Novo método ajuda empresas a estimar emissões de carbono da inteligência artificial
Startup Watershed propõe cálculo de emissões de IA para empresas, oferecendo método e incentivando maior transparência dos fornecedores.
Startup Watershed propõe cálculo de emissões de IA para empresas, oferecendo método e incentivando maior transparência dos fornecedores.
Cresce preocupação com as emissões de carbono da inteligência artificial nas empresas
Com a rápida incorporação da inteligência artificial (IA) em produtos e processos empresariais, cresce a preocupação com o impacto ambiental dessa tecnologia, especialmente em relação às emissões de carbono associadas ao seu uso. Embora as empresas estejam demandando informações cada vez mais detalhadas sobre sua pegada de carbono, a transparência dos fornecedores de IA permanece limitada, dificultando a contabilização precisa dessas emissões.
A complexidade do cálculo das emissões de IA envolve múltiplas variáveis, como a energia consumida para treinar e operar modelos, as diferenças no consumo de energia entre tipos e usos de modelos, além da origem da eletricidade utilizada nas operações. Esses desafios freiam esforços corporativos para medir e reduzir o impacto ambiental dessa tecnologia em expansão.
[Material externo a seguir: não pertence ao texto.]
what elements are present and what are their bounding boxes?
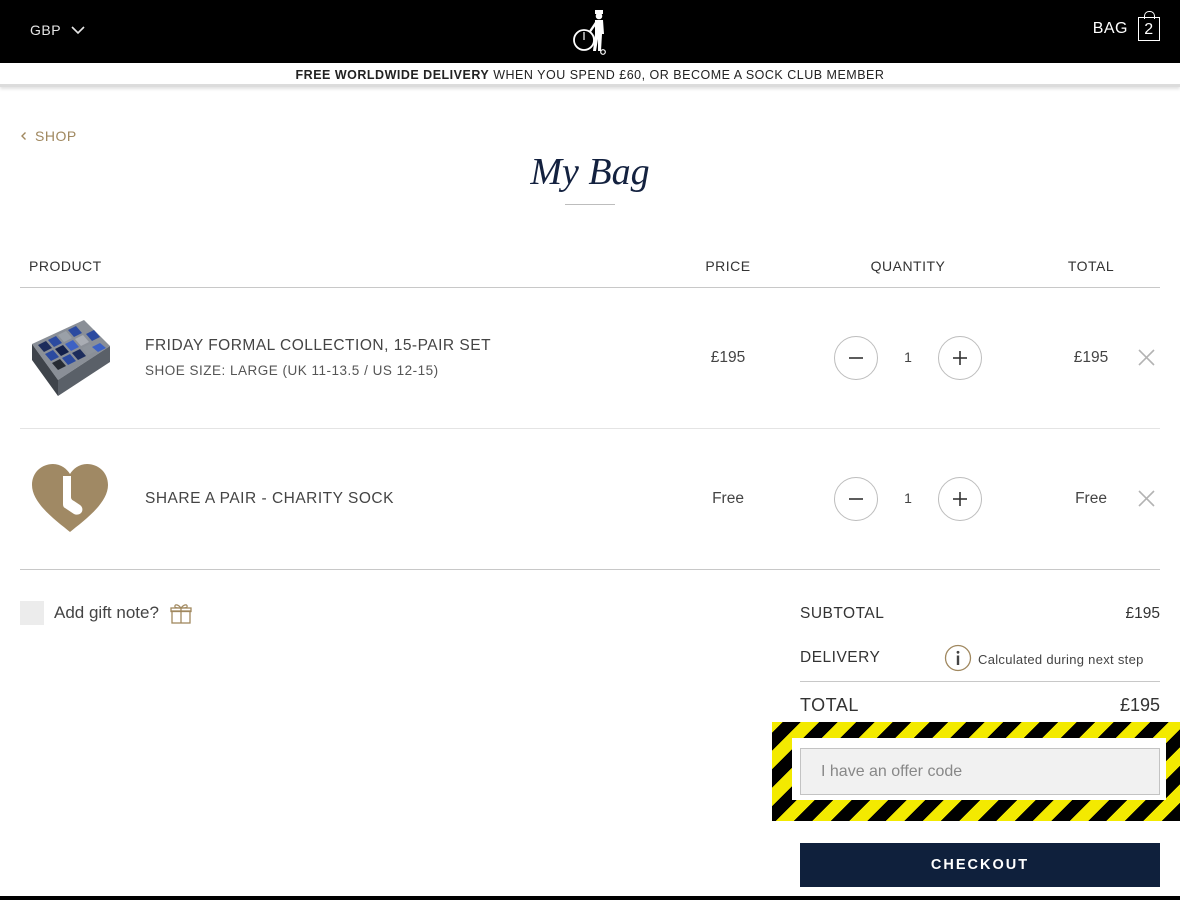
bag-button[interactable]: BAG 2 <box>1092 11 1160 41</box>
offer-code-input[interactable] <box>800 748 1160 795</box>
heart-sock-icon[interactable] <box>28 460 112 540</box>
back-link-label: SHOP <box>35 128 77 144</box>
total-value: £195 <box>1119 695 1160 715</box>
column-header-quantity: QUANTITY <box>870 258 946 274</box>
column-header-total: TOTAL <box>1067 258 1115 274</box>
chevron-left-icon <box>21 132 26 140</box>
title-divider <box>565 204 615 205</box>
currency-label: GBP <box>30 22 62 38</box>
gift-note-label[interactable]: Add gift note? <box>54 603 159 623</box>
quantity-value: 1 <box>904 490 912 506</box>
product-size: SHOE SIZE: LARGE (UK 11-13.5 / US 12-15) <box>145 363 439 378</box>
footer-edge <box>0 896 1180 900</box>
promo-text: WHEN YOU SPEND £60, OR BECOME A SOCK CLU… <box>489 68 885 82</box>
increase-quantity-button[interactable] <box>938 477 982 521</box>
delivery-label: DELIVERY <box>800 649 881 666</box>
chevron-down-icon <box>71 26 85 35</box>
row-divider <box>20 428 1160 429</box>
delivery-value: Calculated during next step <box>978 652 1144 667</box>
line-total: Free <box>1075 490 1107 507</box>
increase-quantity-button[interactable] <box>938 336 982 380</box>
bag-count-icon: 2 <box>1138 11 1160 41</box>
column-header-product: PRODUCT <box>29 258 102 274</box>
info-icon[interactable] <box>944 644 972 672</box>
brand-logo-icon[interactable] <box>572 7 610 55</box>
subtotal-value: £195 <box>1125 605 1160 622</box>
promo-banner: FREE WORLDWIDE DELIVERY WHEN YOU SPEND £… <box>0 63 1180 87</box>
product-price: Free <box>712 490 744 507</box>
line-total: £195 <box>1073 349 1109 366</box>
total-label: TOTAL <box>800 695 859 715</box>
gift-note-option: Add gift note? <box>20 601 193 625</box>
decrease-quantity-button[interactable] <box>834 336 878 380</box>
table-header-divider <box>20 287 1160 288</box>
sock-box-set-image[interactable] <box>28 318 112 398</box>
close-icon[interactable] <box>1137 348 1156 367</box>
gift-icon <box>170 604 192 624</box>
product-name[interactable]: FRIDAY FORMAL COLLECTION, 15-PAIR SET <box>145 337 491 355</box>
column-header-price: PRICE <box>705 258 751 274</box>
currency-selector[interactable]: GBP <box>30 22 85 38</box>
promo-bold-text: FREE WORLDWIDE DELIVERY <box>295 68 490 82</box>
top-bar: GBP BAG 2 <box>0 0 1180 63</box>
plus-icon <box>953 351 967 365</box>
product-price: £195 <box>710 349 746 366</box>
decrease-quantity-button[interactable] <box>834 477 878 521</box>
page-title: My Bag <box>530 151 650 193</box>
close-icon[interactable] <box>1137 489 1156 508</box>
quantity-value: 1 <box>904 349 912 365</box>
plus-icon <box>953 492 967 506</box>
product-name[interactable]: SHARE A PAIR - CHARITY SOCK <box>145 490 394 508</box>
checkout-button[interactable]: CHECKOUT <box>800 843 1160 887</box>
bag-label: BAG <box>1092 20 1128 37</box>
gift-note-checkbox[interactable] <box>20 601 44 625</box>
back-to-shop-link[interactable]: SHOP <box>20 128 77 144</box>
summary-divider <box>800 681 1160 682</box>
minus-icon <box>849 357 863 359</box>
table-bottom-divider <box>20 569 1160 570</box>
subtotal-label: SUBTOTAL <box>800 605 885 622</box>
minus-icon <box>849 498 863 500</box>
Watershed propõe método para estimar emissões mesmo com dados limitados
A startup Watershed, especializada em ajudar empresas a medir e gerenciar suas emissões de carbono, publicou um estudo oferecendo uma metodologia para que organizações possam estimar sua pegada de carbono relacionada à IA, mesmo diante da escassez de dados fornecidos pelos desenvolvedores.
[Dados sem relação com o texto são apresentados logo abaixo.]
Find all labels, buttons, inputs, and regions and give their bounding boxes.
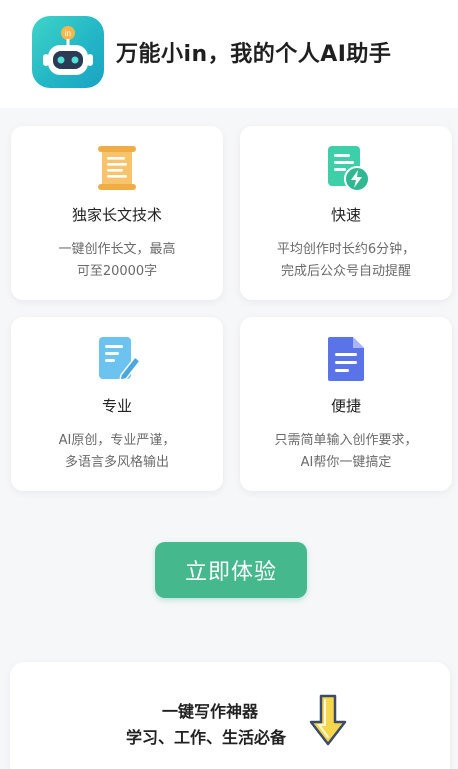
promo-title: 一键写作神器 <box>162 702 259 721</box>
card-title: 独家长文技术 <box>71 206 162 224</box>
feature-card-convenient: 便捷 只需简单输入创作要求， AI帮你一键搞定 <box>240 317 452 491</box>
app-title: 万能小in，我的个人AI助手 <box>116 42 392 67</box>
card-description: 平均创作时长约6分钟， 完成后公众号自动提醒 <box>276 242 416 279</box>
promo-subtitle: 学习、工作、生活必备 <box>126 728 287 747</box>
card-description: 一键创作长文，最高 可至20000字 <box>58 242 176 279</box>
feature-card-fast: 快速 平均创作时长约6分钟， 完成后公众号自动提醒 <box>240 126 452 300</box>
feature-card-long-text: 独家长文技术 一键创作长文，最高 可至20000字 <box>11 126 223 300</box>
card-title: 便捷 <box>330 397 361 415</box>
promo-card[interactable]: 一键写作神器 学习、工作、生活必备 <box>10 662 450 769</box>
document-icon <box>328 337 364 381</box>
header: in 万能小in，我的个人AI助手 <box>0 0 458 108</box>
card-description: 只需简单输入创作要求， AI帮你一键搞定 <box>274 433 418 470</box>
down-arrow-icon <box>309 694 347 746</box>
scroll-icon <box>98 146 136 190</box>
flash-doc-icon <box>328 146 370 192</box>
card-title: 专业 <box>101 397 132 415</box>
try-now-button[interactable]: 立即体验 <box>155 542 307 598</box>
feature-card-professional: 专业 AI原创，专业严谨， 多语言多风格输出 <box>11 317 223 491</box>
app-logo: in <box>32 16 104 88</box>
card-title: 快速 <box>330 206 361 224</box>
card-description: AI原创，专业严谨， 多语言多风格输出 <box>58 433 176 470</box>
svg-text:in: in <box>65 29 71 38</box>
edit-doc-icon <box>99 337 142 381</box>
O método proposto sugere calcular as emissões com base no consumo energético associado ao número de tokens processados pela IA, uma métrica alinhada com a forma como muitas empresas são cobradas pelos serviços de IA. Para casos em que nem essa métrica está disponível, a Watershed recomenda utilizar uma estimativa aproximada baseada nos gastos financeiros com IA, aplicando um fator médio para converter os custos em emissões de CO2 equivalentes.
Além disso, a empresa revela uma fórmula mais detalhada para aqueles que dispõem de informações maiores, incorporando variáveis como emissões da fase de treinamento dos modelos, consumo indireto de energia por infraestrutura adicional e fatores regionais de emissões da rede elétrica.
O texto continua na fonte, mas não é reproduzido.